Jonathan Marler via Digitalmars-d-learn digitalmars-d-learn at puremagic.com
Fri Feb 13 11:23:35 PST 2015


On Friday, 13 February 2015 at 19:10:00 UTC, Adam D. Ruppe wrote:
> On Friday, 13 February 2015 at 19:03:10 UTC, Jonathan Marler 
> wrote:
>> T construct(T,A...)(void* buffer, A args)
>> {
>>  return (cast(T)buffer).__ctor(args);
>> }
>
> This is wrong, you need to initialize the memory first to the 
> proper values for the class, gotten via typeid(T).init. 
> std.conv.emplace does this correctly, either use it or look at 
> its source to see how to do it.

That's what I was looking for! Thanks.

>
>>  ubyte[ __traits(classInstanceSize, Exception)] 
>> exceptionBuffer;
>
> When the stack unwinds, this will be invalidated... I don't 
> think stack allocated exceptions are ever a good idea.

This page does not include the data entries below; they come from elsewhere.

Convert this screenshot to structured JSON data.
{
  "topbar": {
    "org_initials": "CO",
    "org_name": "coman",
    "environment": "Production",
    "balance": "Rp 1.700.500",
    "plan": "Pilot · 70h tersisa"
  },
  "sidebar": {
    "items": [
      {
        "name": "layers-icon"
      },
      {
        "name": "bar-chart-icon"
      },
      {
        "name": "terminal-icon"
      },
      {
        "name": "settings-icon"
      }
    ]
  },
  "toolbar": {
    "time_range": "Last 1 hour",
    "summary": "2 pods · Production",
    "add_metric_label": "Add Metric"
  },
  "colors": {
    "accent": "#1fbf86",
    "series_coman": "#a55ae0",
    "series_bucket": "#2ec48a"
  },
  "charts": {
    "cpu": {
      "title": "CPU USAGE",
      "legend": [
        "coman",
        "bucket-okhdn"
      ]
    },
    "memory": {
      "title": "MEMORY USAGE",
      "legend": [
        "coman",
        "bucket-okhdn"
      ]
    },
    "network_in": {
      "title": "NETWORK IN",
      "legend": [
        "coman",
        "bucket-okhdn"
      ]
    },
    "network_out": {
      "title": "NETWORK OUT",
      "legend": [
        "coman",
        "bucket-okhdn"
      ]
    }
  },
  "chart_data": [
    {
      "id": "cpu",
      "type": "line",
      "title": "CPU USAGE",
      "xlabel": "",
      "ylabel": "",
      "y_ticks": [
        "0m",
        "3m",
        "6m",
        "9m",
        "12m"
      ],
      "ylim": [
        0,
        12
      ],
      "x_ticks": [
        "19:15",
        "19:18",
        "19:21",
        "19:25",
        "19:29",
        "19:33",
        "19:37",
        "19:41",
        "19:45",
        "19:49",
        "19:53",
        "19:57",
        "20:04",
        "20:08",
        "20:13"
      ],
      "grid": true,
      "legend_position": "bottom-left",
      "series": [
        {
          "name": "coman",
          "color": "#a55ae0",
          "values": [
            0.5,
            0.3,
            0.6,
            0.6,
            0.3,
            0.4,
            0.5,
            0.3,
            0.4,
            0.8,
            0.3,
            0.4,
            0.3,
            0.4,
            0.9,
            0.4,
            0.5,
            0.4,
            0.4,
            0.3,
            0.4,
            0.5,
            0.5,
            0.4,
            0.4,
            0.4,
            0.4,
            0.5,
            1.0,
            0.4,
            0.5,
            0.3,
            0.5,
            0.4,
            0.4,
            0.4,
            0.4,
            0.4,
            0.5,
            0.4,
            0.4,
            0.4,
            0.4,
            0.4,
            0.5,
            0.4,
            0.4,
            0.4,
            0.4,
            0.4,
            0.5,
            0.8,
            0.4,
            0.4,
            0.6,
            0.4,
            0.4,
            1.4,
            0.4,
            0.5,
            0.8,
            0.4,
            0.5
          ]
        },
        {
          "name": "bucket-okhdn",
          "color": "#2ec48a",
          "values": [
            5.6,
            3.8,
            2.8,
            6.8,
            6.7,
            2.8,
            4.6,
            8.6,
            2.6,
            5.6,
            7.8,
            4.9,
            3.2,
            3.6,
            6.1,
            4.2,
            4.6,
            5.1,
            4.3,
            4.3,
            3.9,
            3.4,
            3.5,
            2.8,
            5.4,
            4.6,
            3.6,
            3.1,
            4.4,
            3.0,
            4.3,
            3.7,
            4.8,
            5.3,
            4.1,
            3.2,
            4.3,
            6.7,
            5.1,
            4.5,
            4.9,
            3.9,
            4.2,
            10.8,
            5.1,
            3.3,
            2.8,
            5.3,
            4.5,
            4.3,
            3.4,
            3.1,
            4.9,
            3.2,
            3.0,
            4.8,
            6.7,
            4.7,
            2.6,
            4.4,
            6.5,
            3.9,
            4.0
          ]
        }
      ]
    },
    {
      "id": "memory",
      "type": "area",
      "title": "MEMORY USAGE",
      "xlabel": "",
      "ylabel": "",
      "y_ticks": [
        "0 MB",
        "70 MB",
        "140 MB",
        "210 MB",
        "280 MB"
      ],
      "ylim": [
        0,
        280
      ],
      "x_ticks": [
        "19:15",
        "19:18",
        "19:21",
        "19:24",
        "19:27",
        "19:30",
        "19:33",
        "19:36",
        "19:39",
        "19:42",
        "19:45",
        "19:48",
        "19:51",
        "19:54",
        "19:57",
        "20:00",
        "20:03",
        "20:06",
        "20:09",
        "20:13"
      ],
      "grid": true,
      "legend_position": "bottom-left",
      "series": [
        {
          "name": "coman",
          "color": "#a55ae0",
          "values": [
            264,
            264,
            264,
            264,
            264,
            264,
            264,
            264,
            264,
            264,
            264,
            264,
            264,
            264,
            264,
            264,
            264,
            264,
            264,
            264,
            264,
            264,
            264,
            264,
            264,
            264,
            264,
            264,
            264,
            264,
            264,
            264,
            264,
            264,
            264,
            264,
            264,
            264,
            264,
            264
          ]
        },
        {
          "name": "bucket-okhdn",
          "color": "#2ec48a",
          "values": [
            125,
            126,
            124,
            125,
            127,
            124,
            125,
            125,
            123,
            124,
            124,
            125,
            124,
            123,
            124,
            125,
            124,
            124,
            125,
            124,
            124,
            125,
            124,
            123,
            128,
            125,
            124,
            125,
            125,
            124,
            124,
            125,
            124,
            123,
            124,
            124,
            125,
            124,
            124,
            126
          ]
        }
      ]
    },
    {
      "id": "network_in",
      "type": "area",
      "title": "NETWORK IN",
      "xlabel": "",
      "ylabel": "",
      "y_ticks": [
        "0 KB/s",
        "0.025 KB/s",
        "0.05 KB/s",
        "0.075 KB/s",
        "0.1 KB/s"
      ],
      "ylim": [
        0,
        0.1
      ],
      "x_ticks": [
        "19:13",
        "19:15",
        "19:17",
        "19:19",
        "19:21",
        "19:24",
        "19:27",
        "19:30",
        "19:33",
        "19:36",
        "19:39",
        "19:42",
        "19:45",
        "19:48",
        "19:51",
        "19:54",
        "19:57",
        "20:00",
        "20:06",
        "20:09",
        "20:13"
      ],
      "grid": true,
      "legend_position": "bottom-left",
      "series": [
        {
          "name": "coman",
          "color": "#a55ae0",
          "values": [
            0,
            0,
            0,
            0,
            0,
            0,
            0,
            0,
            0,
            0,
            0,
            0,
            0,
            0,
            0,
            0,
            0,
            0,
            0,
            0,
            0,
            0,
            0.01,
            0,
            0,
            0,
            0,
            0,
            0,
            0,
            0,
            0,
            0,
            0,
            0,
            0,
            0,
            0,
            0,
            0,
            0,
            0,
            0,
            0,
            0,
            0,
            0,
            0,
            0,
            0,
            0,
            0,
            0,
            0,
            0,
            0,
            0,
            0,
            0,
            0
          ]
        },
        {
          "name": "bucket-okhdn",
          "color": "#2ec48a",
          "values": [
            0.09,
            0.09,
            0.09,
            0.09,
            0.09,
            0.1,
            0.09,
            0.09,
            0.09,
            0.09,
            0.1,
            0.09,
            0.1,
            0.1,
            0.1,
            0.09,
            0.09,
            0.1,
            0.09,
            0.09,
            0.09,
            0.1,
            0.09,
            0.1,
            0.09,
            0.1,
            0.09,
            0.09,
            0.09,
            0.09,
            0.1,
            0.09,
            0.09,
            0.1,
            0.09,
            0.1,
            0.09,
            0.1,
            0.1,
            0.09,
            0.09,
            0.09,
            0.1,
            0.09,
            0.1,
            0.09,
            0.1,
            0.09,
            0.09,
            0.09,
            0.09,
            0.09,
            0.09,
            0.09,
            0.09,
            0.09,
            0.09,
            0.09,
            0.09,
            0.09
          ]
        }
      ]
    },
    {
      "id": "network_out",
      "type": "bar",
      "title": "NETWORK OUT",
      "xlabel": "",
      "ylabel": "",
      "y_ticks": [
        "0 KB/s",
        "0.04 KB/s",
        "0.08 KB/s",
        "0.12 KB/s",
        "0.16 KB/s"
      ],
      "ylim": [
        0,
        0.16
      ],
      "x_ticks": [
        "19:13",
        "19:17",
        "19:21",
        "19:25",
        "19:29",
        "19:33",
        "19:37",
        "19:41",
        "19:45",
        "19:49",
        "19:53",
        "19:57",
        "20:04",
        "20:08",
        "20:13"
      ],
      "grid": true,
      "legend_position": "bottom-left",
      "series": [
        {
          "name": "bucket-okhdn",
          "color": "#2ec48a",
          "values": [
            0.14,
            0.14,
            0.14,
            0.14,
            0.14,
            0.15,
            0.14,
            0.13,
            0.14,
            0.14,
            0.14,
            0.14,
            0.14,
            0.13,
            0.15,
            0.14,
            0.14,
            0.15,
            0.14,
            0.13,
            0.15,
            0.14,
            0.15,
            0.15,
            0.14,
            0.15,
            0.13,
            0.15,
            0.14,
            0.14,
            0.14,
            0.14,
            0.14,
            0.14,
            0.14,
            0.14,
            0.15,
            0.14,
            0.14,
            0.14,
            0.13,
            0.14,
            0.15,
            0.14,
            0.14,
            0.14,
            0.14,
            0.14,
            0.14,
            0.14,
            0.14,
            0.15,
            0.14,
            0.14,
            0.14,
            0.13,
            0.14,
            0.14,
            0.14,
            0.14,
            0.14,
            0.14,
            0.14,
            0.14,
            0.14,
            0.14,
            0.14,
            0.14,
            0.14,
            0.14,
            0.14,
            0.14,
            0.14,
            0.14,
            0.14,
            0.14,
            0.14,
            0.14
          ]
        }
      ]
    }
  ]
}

I don't 
> think malloc exceptions are a good idea either, the catcher 
> would  need to know to free it.
>
> You might preallocate a pool of GC'd exceptions though, then 
> throw the next one in the list instead of making a new one each 
> time.

Yes I am aware of these things. Stack allocated exception are 
dangerous if you let them get thrown above the function they were 
allocated in.  But this is easy to prevent by simply making sure 
you catch the exception in the function you allocate it in.  And 
yes malloc'd exceptions would be odd since the convention is to 
allocate them on the GC heap so no one would think they had to 
free them.  Also you could use a global...but I'm also aware of 
the caveats of this, between excessive TLS memory and the dangers 
of using shared or __gshare memory. A pool of pre-allocated 
exceptions is an idea I was throwing around...but with this new 
emplace function it opens up my options.  Thanks.